Klicksysteme im Detail

Ein recht einfaches Mittel zur Leistungsverbesserung sind daher Klicksysteme. Systempedal - auch Klickpedal genannt, ermöglicht durch Bindungselemente eine feste Einheit aus Schuh und Pedal. Das Bindungssystem gleicht dem von Skischuhen, aber es wird nur im Vorderfußbereich eingeklickt.

  • Schuhplatten - im Englischen auch Cleats genannt, sind die Verbindungselemente zwischen Schuh und Pedal. Ohne Sie kann keine Einheit gebildet werden.
  • Floatwinkel - ist die seitliche Bewegungsfreiheit bei eingeklicktem Schuh.
  • Auslösehärte - beschreibt, wie weit bzw. mit welchem ‚Kraftaufwand‘ der Fuß nach außen gedreht werden muss, damit sich die Bindung löst.
  • Cleat-Abdeckungen - sind dazu da die Schuhplatten zu schützen, zum Beispiel bei Laufpassagen oder beim Verstauen.

Mit dem Klicksystem werden Schuh und Pedal zur festen Einheit. Durch das Begrenzen des Bewegungsspielraumes kann die Trittkraft optimal an Pedal, Kurbel, Kette und schlussendlich den Rädern weitergegeben werden. Es kommt bei gleichem Kraftaufwand mehr Leistung am „Antrieb“ an. Zudem haben Fahrradschuhe eine steifere Sohle, die zusätzlich für eine bessere Kraftübertragung sorgen. Oft sind die Klick-Pedale auch leichter als Plattformpedale. Wenn man das Klicken beherrscht, kann man beobachten, wie sich die eigene Performance verbessert und das ohne eine Steigerung des Trainings. Mit dieser Fahrtechnik lässt sich später auch das Training effizienter gestalten.

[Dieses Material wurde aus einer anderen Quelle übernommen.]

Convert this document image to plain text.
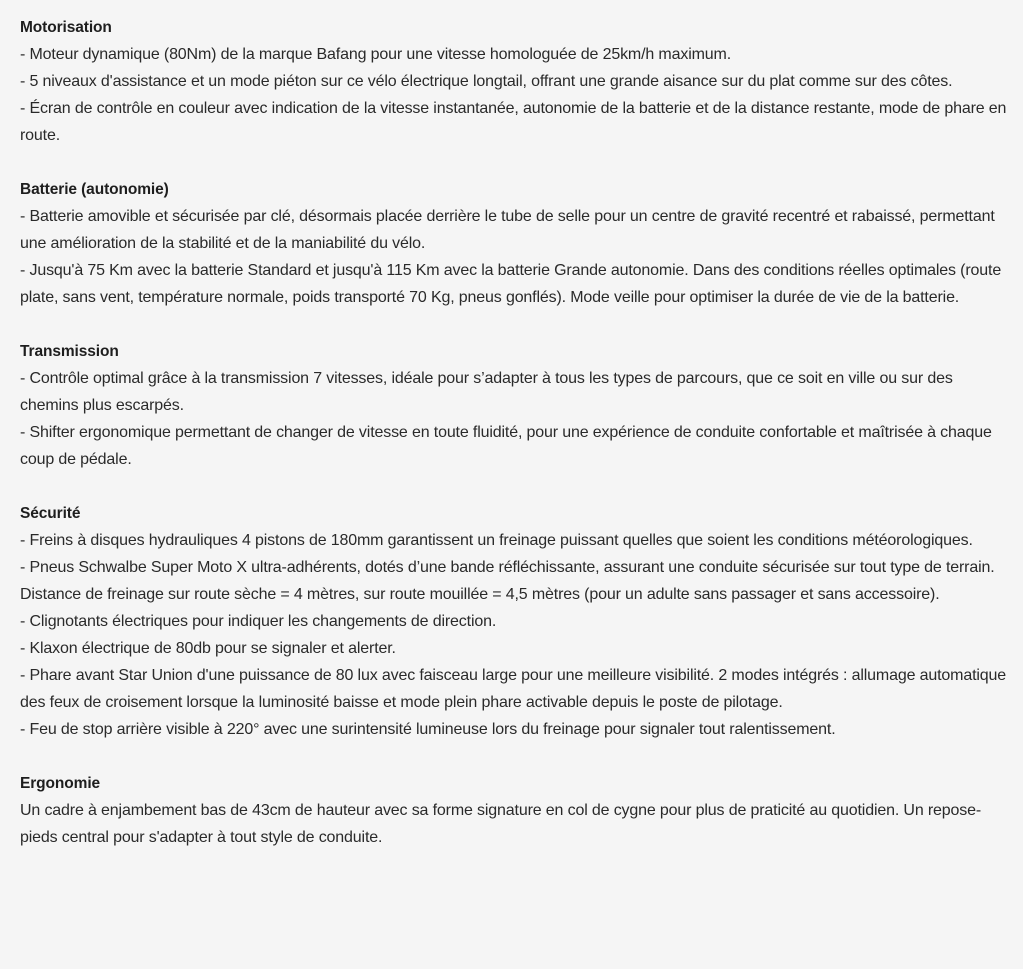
Motorisation

- Moteur dynamique (80Nm) de la marque Bafang pour une vitesse homologuée de 25km/h maximum.

- 5 niveaux d'assistance et un mode piéton sur ce vélo électrique longtail, offrant une grande aisance sur du plat comme sur des côtes.

- Écran de contrôle en couleur avec indication de la vitesse instantanée, autonomie de la batterie et de la distance restante, mode de phare en route.

Batterie (autonomie)

- Batterie amovible et sécurisée par clé, désormais placée derrière le tube de selle pour un centre de gravité recentré et rabaissé, permettant une amélioration de la stabilité et de la maniabilité du vélo.

- Jusqu'à 75 Km avec la batterie Standard et jusqu'à 115 Km avec la batterie Grande autonomie. Dans des conditions réelles optimales (route plate, sans vent, température normale, poids transporté 70 Kg, pneus gonflés). Mode veille pour optimiser la durée de vie de la batterie.

Transmission

- Contrôle optimal grâce à la transmission 7 vitesses, idéale pour s’adapter à tous les types de parcours, que ce soit en ville ou sur des chemins plus escarpés.

- Shifter ergonomique permettant de changer de vitesse en toute fluidité, pour une expérience de conduite confortable et maîtrisée à chaque coup de pédale.

Sécurité

- Freins à disques hydrauliques 4 pistons de 180mm garantissent un freinage puissant quelles que soient les conditions météorologiques.

- Pneus Schwalbe Super Moto X ultra-adhérents, dotés d’une bande réfléchissante, assurant une conduite sécurisée sur tout type de terrain. Distance de freinage sur route sèche = 4 mètres, sur route mouillée = 4,5 mètres (pour un adulte sans passager et sans accessoire).

- Clignotants électriques pour indiquer les changements de direction.

- Klaxon électrique de 80db pour se signaler et alerter.

- Phare avant Star Union d'une puissance de 80 lux avec faisceau large pour une meilleure visibilité. 2 modes intégrés : allumage automatique des feux de croisement lorsque la luminosité baisse et mode plein phare activable depuis le poste de pilotage.

- Feu de stop arrière visible à 220° avec une surintensité lumineuse lors du freinage pour signaler tout ralentissement.

Ergonomie

Un cadre à enjambement bas de 43cm de hauteur avec sa forme signature en col de cygne pour plus de praticité au quotidien. Un repose-pieds central pour s'adapter à tout style de conduite.
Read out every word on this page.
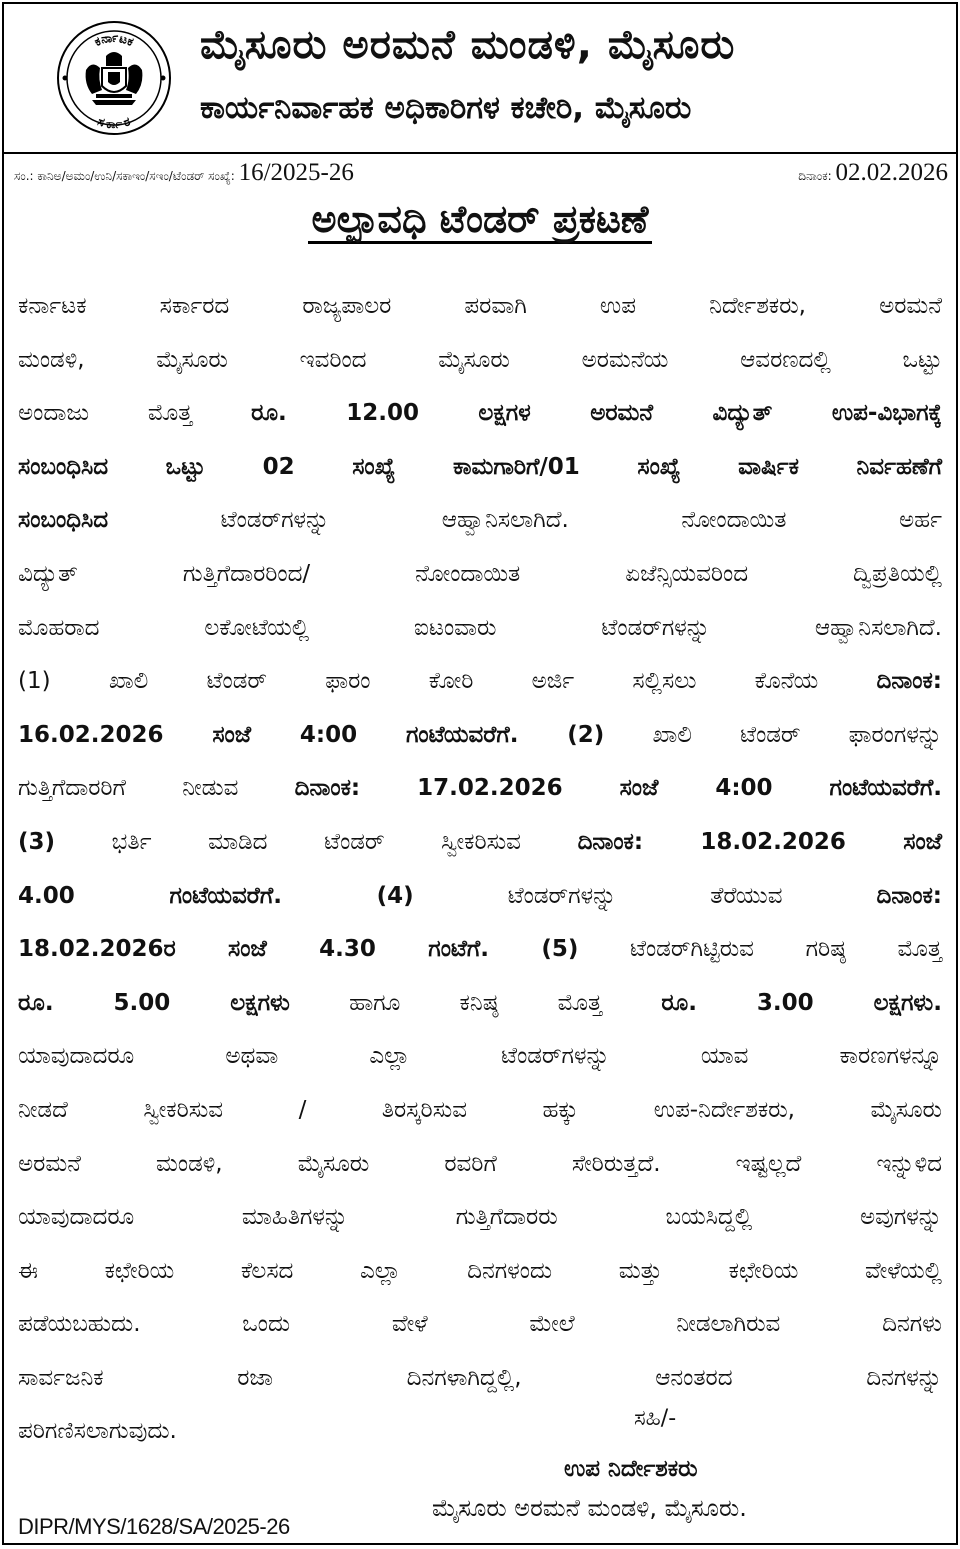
ಕರ್ನಾಟಕ
ಸರ್ಕಾರ
ಮೈಸೂರು ಅರಮನೆ ಮಂಡಳಿ, ಮೈಸೂರು
ಕಾರ್ಯನಿರ್ವಾಹಕ ಅಧಿಕಾರಿಗಳ ಕಚೇರಿ, ಮೈಸೂರು
ಸಂ.: ಕಾನಿಅ/ಅಮಂ/ಉನಿ/ಸಕಾಇಂ/ಸಇಂ/ಟೆಂಡರ್ ಸಂಖ್ಯೆ: 16/2025-26	ದಿನಾಂಕ: 02.02.2026
ಅಲ್ಪಾವಧಿ ಟೆಂಡರ್ ಪ್ರಕಟಣೆ

ಕರ್ನಾಟಕ ಸರ್ಕಾರದ ರಾಜ್ಯಪಾಲರ ಪರವಾಗಿ ಉಪ ನಿರ್ದೇಶಕರು, ಅರಮನೆ

ಮಂಡಳಿ, ಮೈಸೂರು ಇವರಿಂದ ಮೈಸೂರು ಅರಮನೆಯ ಆವರಣದಲ್ಲಿ ಒಟ್ಟು

ಅಂದಾಜು ಮೊತ್ತ	ರೂ. 12.00 ಲಕ್ಷಗಳ ಅರಮನೆ ವಿದ್ಯುತ್ ಉಪ-ವಿಭಾಗಕ್ಕೆ

ಸಂಬಂಧಿಸಿದ ಒಟ್ಟು 02 ಸಂಖ್ಯೆ ಕಾಮಗಾರಿಗೆ/01 ಸಂಖ್ಯೆ ವಾರ್ಷಿಕ ನಿರ್ವಹಣೆಗೆ

ಸಂಬಂಧಿಸಿದ	ಟೆಂಡರ್‌ಗಳನ್ನು ಆಹ್ವಾನಿಸಲಾಗಿದೆ. ನೋಂದಾಯಿತ ಅರ್ಹ

ವಿದ್ಯುತ್ ಗುತ್ತಿಗೆದಾರರಿಂದ/ ನೋಂದಾಯಿತ ಏಜೆನ್ಸಿಯವರಿಂದ ದ್ವಿಪ್ರತಿಯಲ್ಲಿ

ಮೊಹರಾದ ಲಕೋಟೆಯಲ್ಲಿ ಐಟಂವಾರು ಟೆಂಡರ್‌ಗಳನ್ನು ಆಹ್ವಾನಿಸಲಾಗಿದೆ.

(1) ಖಾಲಿ ಟೆಂಡರ್ ಫಾರಂ ಕೋರಿ ಅರ್ಜಿ ಸಲ್ಲಿಸಲು ಕೊನೆಯ	ದಿನಾಂಕ:

16.02.2026 ಸಂಜೆ 4:00 ಗಂಟೆಯವರೆಗೆ. (2) ಖಾಲಿ ಟೆಂಡರ್ ಫಾರಂಗಳನ್ನು

ಗುತ್ತಿಗೆದಾರರಿಗೆ ನೀಡುವ ದಿನಾಂಕ: 17.02.2026 ಸಂಜೆ 4:00 ಗಂಟೆಯವರೆಗೆ.

(3) ಭರ್ತಿ ಮಾಡಿದ ಟೆಂಡರ್ ಸ್ವೀಕರಿಸುವ ದಿನಾಂಕ: 18.02.2026 ಸಂಜೆ

4.00 ಗಂಟೆಯವರೆಗೆ. (4)	ಟೆಂಡರ್‌ಗಳನ್ನು ತೆರೆಯುವ	ದಿನಾಂಕ:

18.02.2026ರ ಸಂಜೆ 4.30 ಗಂಟೆಗೆ. (5) ಟೆಂಡರ್‌ಗಿಟ್ಟಿರುವ ಗರಿಷ್ಠ ಮೊತ್ತ

ರೂ. 5.00 ಲಕ್ಷಗಳು	ಹಾಗೂ ಕನಿಷ್ಠ ಮೊತ್ತ	ರೂ. 3.00 ಲಕ್ಷಗಳು.

ಯಾವುದಾದರೂ ಅಥವಾ ಎಲ್ಲಾ ಟೆಂಡರ್‌ಗಳನ್ನು ಯಾವ ಕಾರಣಗಳನ್ನೂ

ನೀಡದೆ ಸ್ವೀಕರಿಸುವ / ತಿರಸ್ಕರಿಸುವ ಹಕ್ಕು ಉಪ-ನಿರ್ದೇಶಕರು, ಮೈಸೂರು

ಅರಮನೆ ಮಂಡಳಿ, ಮೈಸೂರು ರವರಿಗೆ ಸೇರಿರುತ್ತದೆ. ಇಷ್ಟಲ್ಲದೆ ಇನ್ನುಳಿದ

ಯಾವುದಾದರೂ ಮಾಹಿತಿಗಳನ್ನು ಗುತ್ತಿಗೆದಾರರು ಬಯಸಿದ್ದಲ್ಲಿ ಅವುಗಳನ್ನು

ಈ ಕಛೇರಿಯ ಕೆಲಸದ ಎಲ್ಲಾ ದಿನಗಳಂದು ಮತ್ತು ಕಛೇರಿಯ ವೇಳೆಯಲ್ಲಿ

ಪಡೆಯಬಹುದು. ಒಂದು ವೇಳೆ ಮೇಲೆ ನೀಡಲಾಗಿರುವ ದಿನಗಳು

ಸಾರ್ವಜನಿಕ ರಜಾ ದಿನಗಳಾಗಿದ್ದಲ್ಲಿ, ಆನಂತರದ ದಿನಗಳನ್ನು

ಪರಿಗಣಿಸಲಾಗುವುದು.	ಸಹಿ/-
ಉಪ ನಿರ್ದೇಶಕರು
ಮೈಸೂರು ಅರಮನೆ ಮಂಡಳಿ, ಮೈಸೂರು.
DIPR/MYS/1628/SA/2025-26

Außerdem wird so der Einstieg in den runden Tritt erleichtert. Dieser setzt sich aus einer ziehenden und drückenden Bewegung der Füße zusammen. Sind Pedale und Schuhe richtig eingestellt, können Haltungsschäden vorgebeugt werden. Ebenso können Kniegelenke und der Muskelapparat entlastet werden. Die gesamte Beinstellung wird so effizienter. Ein weiterer Sicherheitsaspekt ist das Verhindern von Abrutschen bei Nässe.

Klickpedale und dazu passende Radschuhe müssen nicht teuer sein. Ein solides Paar Rennradschuhe gibt es schon für knapp unter 100€, gleiches gilt für MTB-Schuhe. Allgemein lässt sich direkt eine Unterscheidung zwischen Off-Road und On-Road Systemen erkennen. Hintergrund sind die unterschiedlichen Anforderungen, die durch Rennradschuhe und MTB-Schuhe gestellt werden. Wir zeigen hier anhand der gängigsten Systeme von Shimano, SPD und SPD-SL, die Unterschiede auf.

Shimano SPD-SL vs. SPD

Vorteil beider Systeme ist, dass sie in ihrem jeweiligen Anwendungsbereich die Platzhirsche sind und in Punkto Preis/Leistungsverhältnis kaum zu toppen sind.

SPD-SL

Das SPD-SL Klicksystem von Shimano ist für Geschwindigkeit entwickelt. Daher sind auch die Pedalplatten an den Schuhen etwas größer. Außerdem werden die Cleats auf den Rennradschuh geschraubt. Das erschwert zwar das Laufen, verbessert aber die Kraftübertragung und die Haltung zu Pedal und Rahmen. Da die Pedalplatten aufgesetzt sind, nutzen sich diese schneller durch das Laufen oder häufige und intensive Nutzung ab. Sie sind daher aus Kunststoff gefertigt.

Die Pedalplatten von Shimano haben am Ende, Richtung Ferse, zwei farbige Aufsätze. Diese zeigen den Abnutzungsgrad an und damit wann die Pedalplatten ausgetauscht werden sollten. Außerdem schützen Sie durch eine leichte Erhöhung das vordere Ende der Pedalplatte, die in die Bindung eingeklickt wird. Befestigt werden die SPD-SL-Cleats mittels dreier Schrauben an den Schuhen. Die Pedalplatten können individuell am Schuh angebracht werde. Ob die Platte richtig sitzt, überprüft man durch einfaches Ausprobieren - also das wiederholte Ein- und Ausklicken.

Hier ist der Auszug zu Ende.